Advice for Python users in 2018

When I look how scientists use Python, I often see bad habits and problems:

  • not fully switching to Python >= 3.6,
  • difficulties with using the system Python (so one needs sudo to install Python packages) and/or virtual environments,
  • not using IPython,
  • using only Jupyter and notebooks (see the presentation "I Don't Like Notebooks".
  • using a bad Python editor or good editors badly configured (for example with Vim or Emacs),

Still using Python 2.7 in 2018!

The first issue of Unix users still using Python 2.7 without any good reasons is mainly related to PEP 394 (the system python command points towards python2), which starts to be outdated.

My advice would be to NEVER use Python 2.7 for scientific code today, to stop to write code compatible with Python 2.7 and even, to use f-strings.

If you encounter a "Python 2.7" problem in one old script (for example a print without parenthesis), put as soon as possible a little bit of energy to update the code [1].

[1]Of course, there are some cases where it is more complicated than that...

For simple cases, no virtual environments

The problems with using the system Python or virtual environments can be solved by using pyenv and/or miniconda.

For simple usage, I would recommend NOT using virtual environments, which are complicated and error-prone. See this tutorial on how to setup Ubuntu 18.04 to use Python like this.

For advanced users, tools like virtualenv, pipenv and conda env are of course very useful.

Use IPython!

When you try code that you've just written, launch your scripts in IPython with the magic command %run.

pip install ipython
ipython
run path/towards/myscript.py

It is then possible to interact with the objects and also to use the magic command %debug if you get an error.

Editors

One must use a good editor to write Python code! Coding in Python with a bad editor is just a nightmare. Don't do that!

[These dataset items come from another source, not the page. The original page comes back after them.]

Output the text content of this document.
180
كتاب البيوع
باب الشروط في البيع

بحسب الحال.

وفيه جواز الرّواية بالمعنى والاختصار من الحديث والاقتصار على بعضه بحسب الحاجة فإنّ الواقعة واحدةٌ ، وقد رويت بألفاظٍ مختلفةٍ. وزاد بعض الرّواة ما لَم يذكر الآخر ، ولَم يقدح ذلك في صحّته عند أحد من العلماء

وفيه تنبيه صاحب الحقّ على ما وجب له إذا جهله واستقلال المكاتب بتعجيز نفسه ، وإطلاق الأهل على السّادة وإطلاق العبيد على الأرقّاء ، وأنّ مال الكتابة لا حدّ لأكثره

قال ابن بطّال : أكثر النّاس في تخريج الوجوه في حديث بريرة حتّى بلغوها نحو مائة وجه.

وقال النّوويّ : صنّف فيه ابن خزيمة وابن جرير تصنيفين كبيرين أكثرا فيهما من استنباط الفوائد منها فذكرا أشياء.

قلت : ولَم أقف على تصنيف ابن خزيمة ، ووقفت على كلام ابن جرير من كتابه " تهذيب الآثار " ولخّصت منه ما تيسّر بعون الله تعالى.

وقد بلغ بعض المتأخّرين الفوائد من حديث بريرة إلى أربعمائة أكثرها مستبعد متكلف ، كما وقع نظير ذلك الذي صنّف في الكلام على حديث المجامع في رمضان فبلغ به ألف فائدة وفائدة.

There are many editors which somehow support Python coding and I'm going to recommend just few editors/IDEs.

Visual Studio Code

I used to use Emacs (with this configuration) and few weeks ago, I started to use more and more Visual Studio Code with its Python extension (with this configuration).

For developping a Python package, it is indeed very good and it really improves my productivity and even the quality of the code, see for example this blog post by Kenneth Reitz

On Unix, one may want to avoid using a binary build by Microsoft so we can use vscodium.

Let's say that there are of course things that could be improved in VSCode, as for example the behavior of the tab key.

Simple IDEs for scientists

For scientists and for simpler programming (only scripts), other tools, as Spyder, Pyzo or Eric should be more adapted.

Jupyter-lab

For interactive data processing (and not for everything), JupyterLab starts to be a great tool.